Tendo em vista a categoria médica no epicentro dessa classificação, em meio a atual realidade social que é fomentada, massivamente, pelos meios de comunicação, permitiu transmitir uma percepção presumida de preconceito e parcialidade contra a classe médica. O termo “erro médico” usado de forma desenfreada pela sociedade e ratificado pelo poder judiciário, consequentemente, denotava um pré-julgamento que estava depreciando a classe desses profissionais.
O Conselho Nacional de Justiça (CNJ) faz uso de Tabelas Processuais Unificadas (TPU), como forma de uniformização dos temas das demandas judiciais. Se trata de um importante instrumento que lhes oferece subsídios para análise de elementos quantitativos das demandas, bem como, um facilitador de pesquisas feita tanto pelo poder judiciário quanto pela sociedade como um todo.
Recentemente, no dia 09/01/2024, o Departamento de Pesquisas Judiciárias (DPJ) do CNJ acolheu o pedido das entidades médicas e do Colégio Brasileiro de Cirurgiões (CBC), alterando a nomenclatura utilizada pela Tabela Processual Unificada do Poder Judiciário. Por conseguinte, os assuntos enquadrados sob a terminologia de “erro médico”, foram reclassificados como “danos morais e/ou materiais decorrentes da prestação de serviços de saúde”.
Sem dúvida é um grande avanço para a imagem da classe médica, pois a substituição da nomenclatura retira a presunção de culpa dos médicos de uma série de falhas assistenciais demandadas, e automaticamente perante a sociedade, de forma pedagógica, instrui sobre a visão sistêmica necessária a respeito de serviços de saúde.
A mudança foi significativa e necessária, porém a terminologia ainda não fez a devida adequação que Organização Mundial da Saúde (OMS) orienta, que seria “eventos adversos em saúde”. Ao reclassificar para “danos morais e/ou materiais decorrentes da prestação de saúde”, acaba por excluir outros tipos de danos extrapatrimoniais, todavia já é um grande avanço para correção dos desequilíbrios na percepção e na interpretação dos fatos.
Acrescentando, o Presidente do CFM, José Hiran Galho, expõe seu entendimento no sentido que, é um passo importante para corrigir falhas históricas: “Cabe ao médico atuar com o melhor de sua técnica e sempre de forma ética, no entanto a Tabela Processual Unificada com a antiga classificação contribuía para que o médico, que muitas vezes trabalha sem condições adequadas, fosse visto como a causa de falhas que devem ser cobradas de gestores, por exemplo”.

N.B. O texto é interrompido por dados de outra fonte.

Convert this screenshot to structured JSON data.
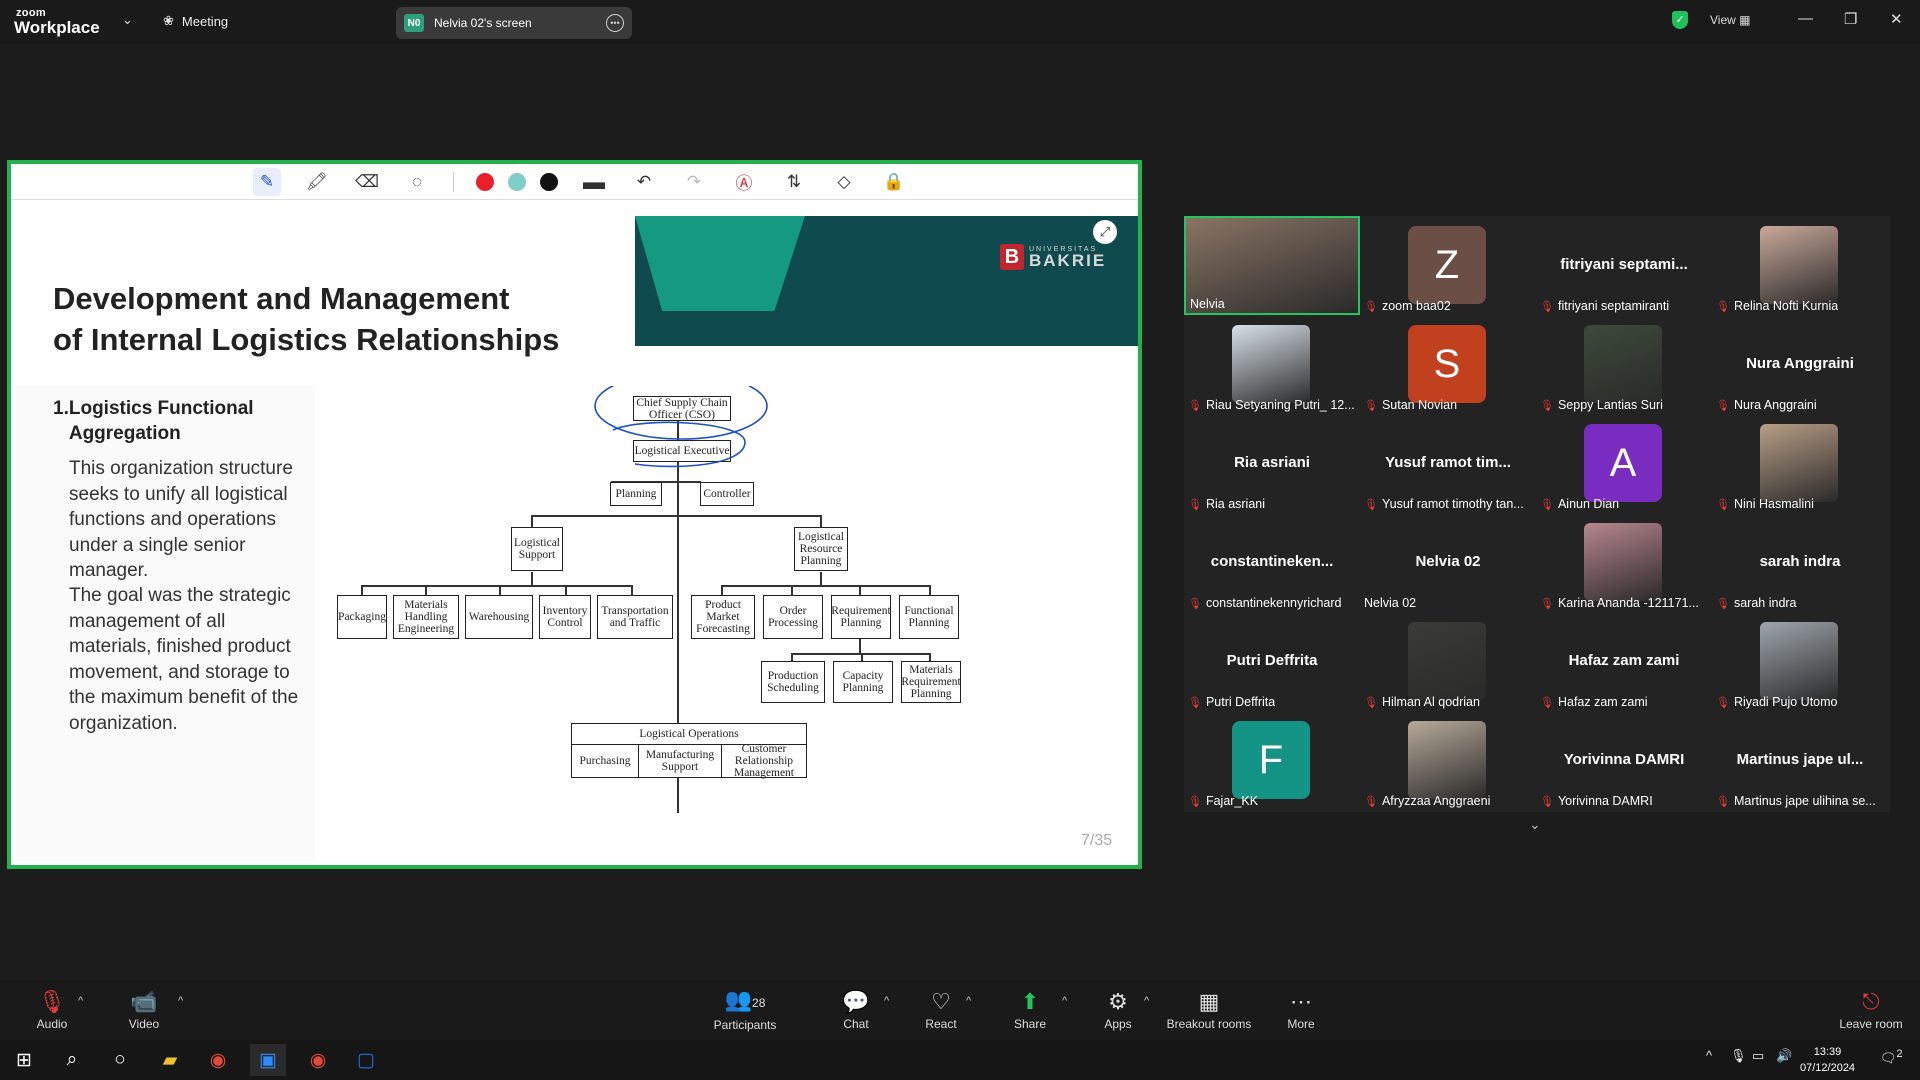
{
  "app": {
    "logo_top": "zoom",
    "logo_bottom": "Workplace",
    "meeting_label": "Meeting"
  },
  "screen_pill": {
    "badge": "N0",
    "label": "Nelvia 02's screen"
  },
  "topright": {
    "view_label": "View"
  },
  "annotation_toolbar": {
    "colors": [
      "#e8202a",
      "#7fcfc8",
      "#111111"
    ]
  },
  "slide": {
    "title_line1": "Development and Management",
    "title_line2": "of Internal Logistics Relationships",
    "sub_num": "1.",
    "sub_text": "Logistics Functional Aggregation",
    "para1": "This organization structure seeks to unify all logistical functions and operations under a single senior manager.",
    "para2": "The goal was the strategic management of all materials, finished product movement, and storage to the maximum benefit of the organization.",
    "brand_small": "UNIVERSITAS",
    "brand_big": "BAKRIE",
    "brand_letter": "B",
    "page": "7/35"
  },
  "org_chart": {
    "cso": "Chief Supply Chain Officer (CSO)",
    "exec": "Logistical Executive",
    "planning": "Planning",
    "controller": "Controller",
    "support": "Logistical Support",
    "resource": "Logistical Resource Planning",
    "packaging": "Packaging",
    "materials": "Materials Handling Engineering",
    "warehousing": "Warehousing",
    "inventory": "Inventory Control",
    "transport": "Transportation and Traffic",
    "forecasting": "Product Market Forecasting",
    "order": "Order Processing",
    "requirement": "Requirement Planning",
    "functional": "Functional Planning",
    "production": "Production Scheduling",
    "capacity": "Capacity Planning",
    "mrp": "Materials Requirement Planning",
    "operations": "Logistical Operations",
    "purchasing": "Purchasing",
    "manufacturing": "Manufacturing Support",
    "crm": "Customer Relationship Management"
  },
  "participants": [
    {
      "name": "Nelvia",
      "type": "photo",
      "muted": false,
      "active": true,
      "color": "#8a7464"
    },
    {
      "name": "zoom baa02",
      "type": "letter",
      "letter": "Z",
      "color": "#6b4f47",
      "muted": true
    },
    {
      "name": "fitriyani septamiranti",
      "type": "text",
      "big": "fitriyani septami...",
      "muted": true
    },
    {
      "name": "Relina Nofti Kurnia",
      "type": "photo",
      "color": "#c9a99a",
      "muted": true
    },
    {
      "name": "Riau Setyaning Putri_ 12...",
      "type": "photo",
      "color": "#d9e2ea",
      "muted": true
    },
    {
      "name": "Sutan Novian",
      "type": "letter",
      "letter": "S",
      "color": "#c1401e",
      "muted": true
    },
    {
      "name": "Seppy Lantias Suri",
      "type": "photo",
      "color": "#3d4a3a",
      "muted": true
    },
    {
      "name": "Nura Anggraini",
      "type": "text",
      "big": "Nura Anggraini",
      "muted": true
    },
    {
      "name": "Ria asriani",
      "type": "text",
      "big": "Ria asriani",
      "muted": true
    },
    {
      "name": "Yusuf ramot timothy tan...",
      "type": "text",
      "big": "Yusuf ramot tim...",
      "muted": true
    },
    {
      "name": "Ainun Dian",
      "type": "letter",
      "letter": "A",
      "color": "#7a2bc0",
      "muted": true
    },
    {
      "name": "Nini Hasmalini",
      "type": "photo",
      "color": "#b89e86",
      "muted": true
    },
    {
      "name": "constantinekennyrichard",
      "type": "text",
      "big": "constantineken...",
      "muted": true
    },
    {
      "name": "Nelvia 02",
      "type": "text",
      "big": "Nelvia 02",
      "muted": false
    },
    {
      "name": "Karina Ananda -121171...",
      "type": "photo",
      "color": "#b8868f",
      "muted": true
    },
    {
      "name": "sarah indra",
      "type": "text",
      "big": "sarah indra",
      "muted": true
    },
    {
      "name": "Putri Deffrita",
      "type": "text",
      "big": "Putri Deffrita",
      "muted": true
    },
    {
      "name": "Hilman Al qodrian",
      "type": "photo",
      "color": "#3b3b36",
      "muted": true
    },
    {
      "name": "Hafaz zam zami",
      "type": "text",
      "big": "Hafaz zam zami",
      "muted": true
    },
    {
      "name": "Riyadi Pujo Utomo",
      "type": "photo",
      "color": "#9fa6ad",
      "muted": true
    },
    {
      "name": "Fajar_KK",
      "type": "letter",
      "letter": "F",
      "color": "#139484",
      "muted": true
    },
    {
      "name": "Afryzzaa Anggraeni",
      "type": "photo",
      "color": "#b7aa9a",
      "muted": true
    },
    {
      "name": "Yorivinna DAMRI",
      "type": "text",
      "big": "Yorivinna DAMRI",
      "muted": true
    },
    {
      "name": "Martinus jape ulihina se...",
      "type": "text",
      "big": "Martinus jape ul...",
      "muted": true
    }
  ],
  "bottom": {
    "audio": "Audio",
    "video": "Video",
    "participants": "Participants",
    "participants_count": "28",
    "chat": "Chat",
    "react": "React",
    "share": "Share",
    "apps": "Apps",
    "breakout": "Breakout rooms",
    "more": "More",
    "leave": "Leave room"
  },
  "taskbar": {
    "time": "13:39",
    "date": "07/12/2024",
    "notifications": "2"
  }
}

Cumpre ressaltar que a única profissão a qual era vinculado o termo “erro” era a dos Médicos, denotando um pré-julgamento de uma conduta culposa por parte desses profissionais. Pode-se inferir que, um desfecho desfavorável em atendimento de saúde não é sinônimo de “erro” praticado, exclusivamente, por um profissional da medicina.
A Medicina e a Saúde não são uma ciência exata e exige uma visão sistêmica, pois a existência de um evento adverso envolve a instituição hospitalar ou de pronto atendimento, a infraestrutura, equipamentos, medicamentos adequados, o envolvimento multiprofissional da área da saúde, dentre outros fatores e, que devem ser analisados casuisticamente.

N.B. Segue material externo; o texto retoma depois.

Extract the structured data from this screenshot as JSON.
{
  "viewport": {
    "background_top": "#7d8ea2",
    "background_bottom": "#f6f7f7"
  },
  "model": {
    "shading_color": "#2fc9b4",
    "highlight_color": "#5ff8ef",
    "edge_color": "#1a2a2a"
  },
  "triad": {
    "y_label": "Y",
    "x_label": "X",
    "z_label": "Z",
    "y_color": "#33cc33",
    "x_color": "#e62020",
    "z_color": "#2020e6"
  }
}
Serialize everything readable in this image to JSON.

O termo defasado além de levar a desinformação a população, distorcia a percepção e interpretação dos fatos, sendo considerado injusto e inadequado pela Organização Mundial da Saúde (OMS), Agência Nacional de Vigilância Sanitária (ANVISA) e a Fundação Oswaldo Cruz (FIOCRUZ).
Diante das considerações aduzidas, conclui-se que a denominação “danos materiais e/ou morais decorrente da prestação de serviços de saúde”, mais compreensível por “evento adverso em saúde”, dará direito a uma análise imparcial dos eventos ocorridos durante o tratamento médico, em consequência uma reeducação popular promovendo juridicamente uma visão mais ampla e menos preconceituosa.
Dra. Amanda Pires da Costa
(Advogada – OAB-512541/SP). Pós-Graduanda em Direito Médico. Pós-Graduada em Constelação Sistêmica Organizacional e Familiar)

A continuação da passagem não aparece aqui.